Yapılan yeni okul maliyeti göz önünde tutularak, maliyeti 2 milyon 200 bin TL’den 820 tane 28 derslikli okul inşa edilebiliyor bu parayla. Bakın neleri kaçırıyor bu ülke, birkaç kişinin ihtirası yüzünden neleri kaybediyoruz, nasıl bu ülkenin alın teriyle kazanılan paraları çarçur ediyoruz, heba ediyoruz.
Maden kazalarında ölüm oranlarının 1,5 milyar nüfuslu Çin’de bile Türkiye’den daha az olduğu ve sadece son on yılda maden kazasında ölen işçilerin sayısının ise en az 354 olduğu düşünülürse maden ocaklarında yaşam ve kaçış odalarının önemi ortaya çıkar. Madenlerdeki kaçış odalarının fiyatı 80 bin dolardan yani 160 bin liradan başlıyor. Saray ve uçak maliyetiyle tam 11.287 kaçış odası ve… Yaygın olarak kullanılan 40 kişilik yaşam odalarının fiyatı ise 200 ile 250 bin dolar. Bu kara saray ve bu uçak parasıyla 4.515 yaşam odası yapılabiliyordu, bunlara harcanan parayla.

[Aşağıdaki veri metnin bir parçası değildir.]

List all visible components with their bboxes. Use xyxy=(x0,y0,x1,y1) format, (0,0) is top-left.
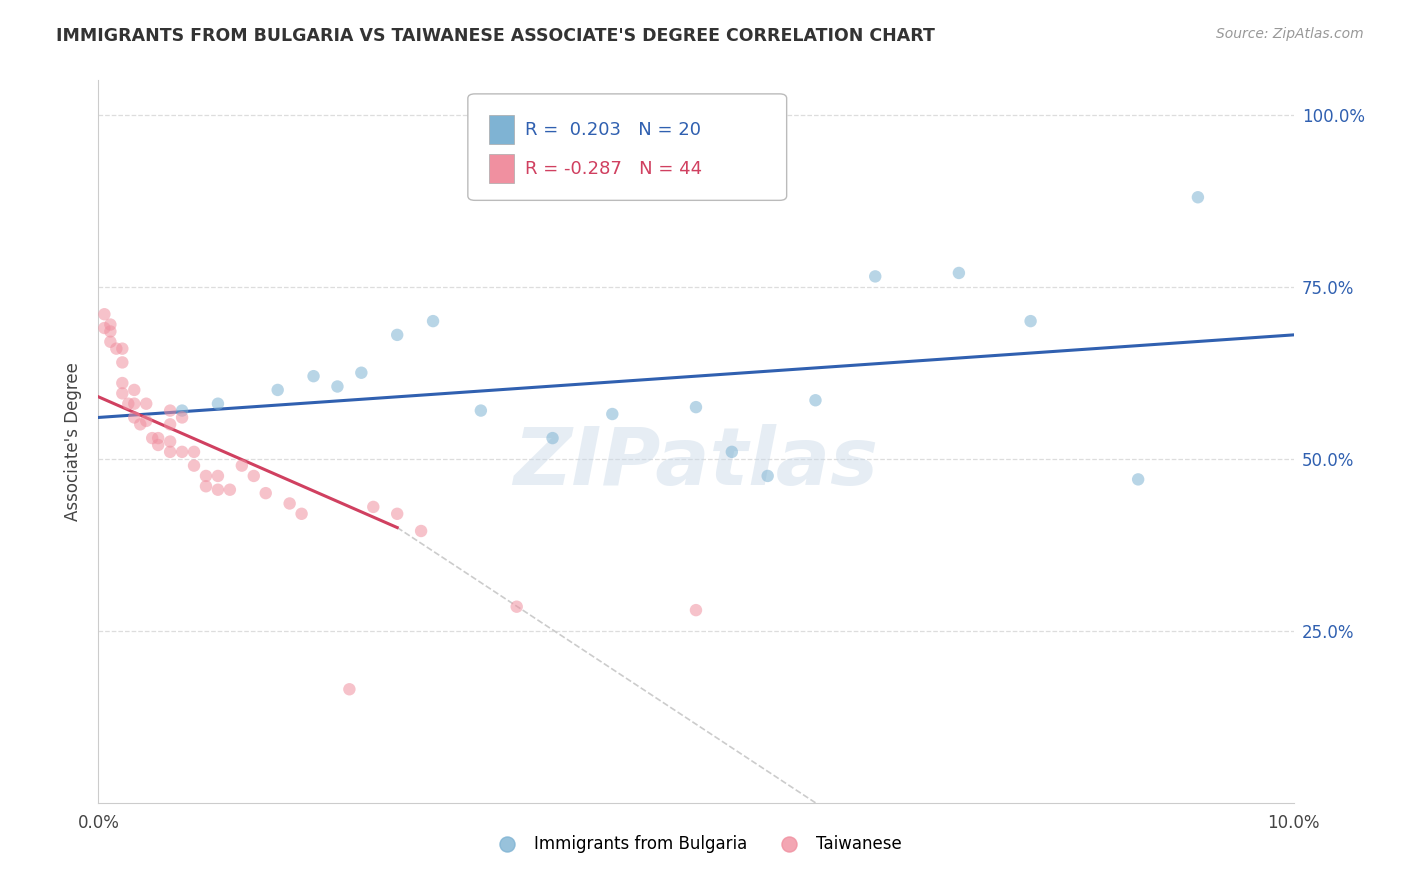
Point xyxy=(541,431,564,445)
Point xyxy=(411,524,433,538)
Text: IMMIGRANTS FROM BULGARIA VS TAIWANESE ASSOCIATE'S DEGREE CORRELATION CHART: IMMIGRANTS FROM BULGARIA VS TAIWANESE AS… xyxy=(56,27,935,45)
Point xyxy=(195,479,218,493)
Point xyxy=(326,379,349,393)
Point xyxy=(291,507,314,521)
Point xyxy=(98,318,122,332)
Point xyxy=(339,682,361,697)
Point xyxy=(865,269,887,284)
Point xyxy=(385,327,409,342)
Point xyxy=(117,397,139,411)
Y-axis label: Associate's Degree: Associate's Degree xyxy=(63,362,82,521)
Point xyxy=(93,321,115,335)
Point xyxy=(1019,314,1042,328)
Point xyxy=(243,469,266,483)
Point xyxy=(148,431,170,445)
Point xyxy=(159,403,181,417)
Point xyxy=(804,393,827,408)
Point xyxy=(111,342,134,356)
Point xyxy=(93,307,115,321)
Point xyxy=(385,507,409,521)
Point xyxy=(721,445,744,459)
Point xyxy=(219,483,242,497)
Point xyxy=(195,469,218,483)
Point xyxy=(685,400,707,414)
Point xyxy=(506,599,529,614)
Point xyxy=(105,342,128,356)
Point xyxy=(756,469,779,483)
Point xyxy=(135,414,157,428)
Point xyxy=(159,445,181,459)
Point xyxy=(1128,472,1150,486)
Point xyxy=(207,397,229,411)
Point xyxy=(363,500,385,514)
Point xyxy=(135,397,157,411)
Point xyxy=(172,410,194,425)
Text: ZIPatlas: ZIPatlas xyxy=(513,425,879,502)
Point xyxy=(98,325,122,339)
Point xyxy=(602,407,624,421)
Point xyxy=(111,376,134,390)
Point xyxy=(111,355,134,369)
Text: Source: ZipAtlas.com: Source: ZipAtlas.com xyxy=(1216,27,1364,41)
Point xyxy=(207,483,229,497)
Point xyxy=(948,266,970,280)
Point xyxy=(98,334,122,349)
Point xyxy=(172,445,194,459)
Point xyxy=(148,438,170,452)
Point xyxy=(183,445,205,459)
Point xyxy=(350,366,373,380)
Point xyxy=(124,397,146,411)
Point xyxy=(129,417,152,432)
Point xyxy=(685,603,707,617)
Point xyxy=(302,369,325,384)
Point xyxy=(172,403,194,417)
Point xyxy=(1187,190,1209,204)
Text: R = -0.287   N = 44: R = -0.287 N = 44 xyxy=(526,160,703,178)
Point xyxy=(159,417,181,432)
Text: R =  0.203   N = 20: R = 0.203 N = 20 xyxy=(526,120,702,138)
Point xyxy=(124,410,146,425)
Point xyxy=(183,458,205,473)
Point xyxy=(207,469,229,483)
Point xyxy=(124,383,146,397)
Point xyxy=(278,496,301,510)
Legend: Immigrants from Bulgaria, Taiwanese: Immigrants from Bulgaria, Taiwanese xyxy=(484,828,908,860)
Point xyxy=(470,403,492,417)
Point xyxy=(231,458,253,473)
Point xyxy=(267,383,290,397)
Point xyxy=(422,314,444,328)
Point xyxy=(159,434,181,449)
Point xyxy=(254,486,277,500)
Point xyxy=(141,431,163,445)
Point xyxy=(111,386,134,401)
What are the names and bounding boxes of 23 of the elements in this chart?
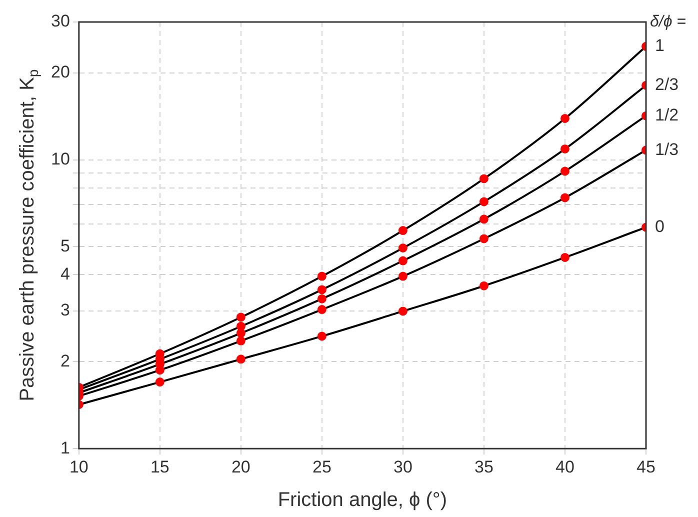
x-tick-label: 25 [312,457,332,476]
y-tick-label: 30 [50,12,70,31]
series-label: 1 [655,36,664,56]
series-label: 1/2 [655,106,679,124]
x-tick-label: 15 [150,457,170,476]
series-label: 1/3 [655,140,679,159]
y-tick-label: 4 [60,264,70,284]
y-tick-label: 1 [60,438,70,458]
legend-title: δ/ϕ = [650,13,686,30]
x-tick-label: 20 [231,457,250,476]
series-label: 0 [655,216,664,236]
y-tick-label: 3 [60,300,70,320]
y-tick-label: 5 [60,236,70,256]
y-tick-label: 2 [60,351,70,370]
x-tick-label: 35 [474,457,494,476]
x-tick-label: 45 [636,457,656,476]
x-axis-title: Friction angle, ϕ (°) [278,489,448,512]
y-tick-label: 10 [50,149,70,168]
x-tick-label: 30 [394,457,412,476]
y-tick-label: 20 [50,62,70,82]
y-axis-title: Passive earth pressure coefficient, Kp [16,69,41,402]
x-tick-label: 40 [556,457,574,476]
series-label: 2/3 [655,75,679,94]
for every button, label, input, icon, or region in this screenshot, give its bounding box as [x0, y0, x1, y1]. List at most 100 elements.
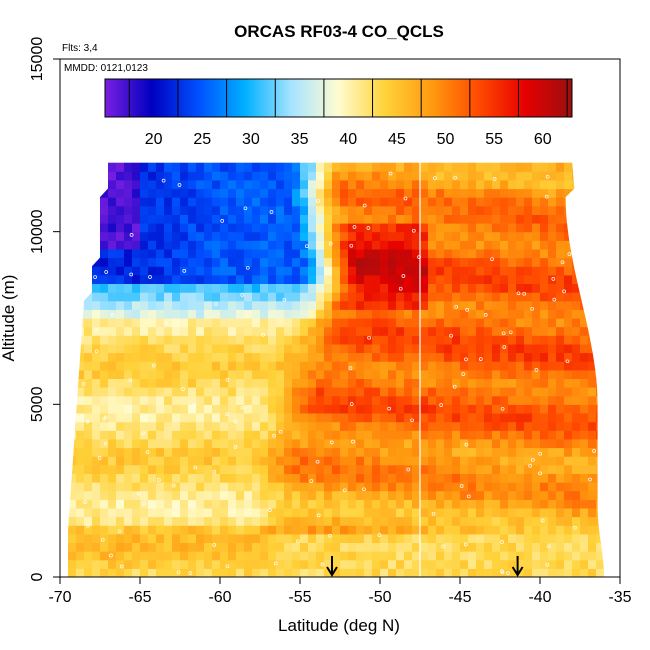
heatmap-cell — [580, 188, 589, 198]
heatmap-cell — [484, 516, 493, 526]
heatmap-cell — [308, 240, 317, 250]
heatmap-cell — [548, 266, 557, 276]
heatmap-cell — [188, 551, 197, 561]
heatmap-cell — [76, 516, 85, 526]
heatmap-cell — [484, 387, 493, 397]
heatmap-cell — [236, 214, 245, 224]
heatmap-cell — [564, 240, 573, 250]
heatmap-cell — [484, 551, 493, 561]
heatmap-cell — [220, 395, 229, 405]
heatmap-cell — [316, 318, 325, 328]
heatmap-cell — [140, 266, 149, 276]
heatmap-cell — [140, 464, 149, 474]
heatmap-cell — [444, 205, 453, 215]
heatmap-cell — [420, 525, 429, 535]
heatmap-cell — [588, 369, 597, 379]
heatmap-cell — [540, 568, 549, 577]
heatmap-cell — [180, 300, 189, 310]
heatmap-cell — [252, 516, 261, 526]
heatmap-cell — [332, 257, 341, 267]
heatmap-cell — [236, 240, 245, 250]
heatmap-cell — [76, 214, 85, 224]
heatmap-cell — [516, 214, 525, 224]
heatmap-cell — [188, 438, 197, 449]
colorbar-tick-label: 40 — [339, 131, 357, 148]
heatmap-cell — [500, 387, 509, 397]
heatmap-cell — [548, 231, 557, 241]
heatmap-cell — [148, 456, 157, 466]
heatmap-cell — [388, 507, 397, 518]
heatmap-cell — [140, 171, 149, 181]
heatmap-cell — [572, 361, 581, 371]
heatmap-cell — [372, 335, 381, 345]
heatmap-cell — [220, 559, 229, 569]
heatmap-cell — [372, 326, 381, 336]
heatmap-cell — [596, 361, 605, 371]
x-tick-label: -35 — [608, 589, 631, 606]
heatmap-cell — [516, 456, 525, 466]
heatmap-cell — [524, 361, 533, 371]
heatmap-cell — [220, 438, 229, 449]
heatmap-cell — [188, 542, 197, 552]
heatmap-cell — [188, 240, 197, 250]
heatmap-cell — [412, 404, 421, 414]
heatmap-cell — [420, 507, 429, 518]
heatmap-cell — [436, 551, 445, 561]
heatmap-cell — [588, 404, 597, 414]
heatmap-cell — [356, 404, 365, 414]
heatmap-cell — [196, 456, 205, 466]
heatmap-cell — [228, 223, 237, 233]
sample-marker — [188, 571, 193, 575]
heatmap-cell — [476, 214, 485, 224]
heatmap-cell — [284, 516, 293, 526]
heatmap-cell — [292, 309, 301, 319]
sample-marker — [141, 431, 146, 436]
heatmap-cell — [236, 516, 245, 526]
heatmap-cell — [524, 413, 533, 423]
sample-marker — [592, 449, 596, 453]
heatmap-cell — [508, 266, 517, 276]
heatmap-cell — [540, 421, 549, 431]
heatmap-cell — [236, 266, 245, 276]
heatmap-cell — [372, 395, 381, 405]
heatmap-cell — [396, 266, 405, 276]
heatmap-cell — [260, 231, 269, 241]
heatmap-cell — [164, 413, 173, 423]
heatmap-cell — [228, 300, 237, 310]
heatmap-cell — [476, 482, 485, 492]
heatmap-cell — [596, 447, 605, 457]
heatmap-cell — [292, 318, 301, 328]
heatmap-cell — [92, 473, 101, 483]
heatmap-cell — [116, 292, 125, 302]
heatmap-cell — [204, 223, 213, 233]
heatmap-cell — [76, 378, 85, 388]
heatmap-cell — [412, 283, 421, 293]
heatmap-cell — [580, 395, 589, 405]
heatmap-cell — [116, 162, 125, 172]
heatmap-cell — [180, 551, 189, 561]
heatmap-cell — [396, 568, 405, 577]
heatmap-cell — [324, 292, 333, 302]
heatmap-cell — [404, 430, 413, 440]
heatmap-cell — [148, 525, 157, 535]
heatmap-cell — [364, 533, 373, 543]
heatmap-cell — [460, 447, 469, 457]
heatmap-cell — [76, 240, 85, 250]
heatmap-cell — [92, 507, 101, 518]
heatmap-cell — [380, 352, 389, 362]
heatmap-cell — [428, 292, 437, 302]
heatmap-cell — [500, 533, 509, 543]
heatmap-cell — [156, 413, 165, 423]
heatmap-cell — [516, 378, 525, 388]
heatmap-cell — [580, 438, 589, 449]
heatmap-cell — [308, 352, 317, 362]
heatmap-cell — [148, 559, 157, 569]
heatmap-cell — [588, 473, 597, 483]
heatmap-cell — [476, 395, 485, 405]
heatmap-cell — [388, 369, 397, 379]
heatmap-cell — [372, 283, 381, 293]
heatmap-cell — [260, 507, 269, 518]
heatmap-cell — [212, 551, 221, 561]
heatmap-cell — [324, 309, 333, 319]
heatmap-cell — [68, 499, 77, 509]
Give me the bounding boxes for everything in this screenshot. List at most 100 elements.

Bu iktidar tarafından madencilerimiz “işin fıtratı” diye yerin altında ölüme terk edilirken Sayın Cumhurbaşkanı aslında kendisi için bir kaçış odası yaptırdı Beştepe’ye; yolsuzluktan, hırsızlıktan, hesap vermekten kaçınmak için. Ancak er ya da geç, beytülmale el uzatmanın, ihaleye fesat karıştırmanın, ihale havuzlarının hesabını bu yüce millet soracaktır. Bunu da bildirmek istiyoruz.
Teşekkür ediyorum dinlediğiniz için.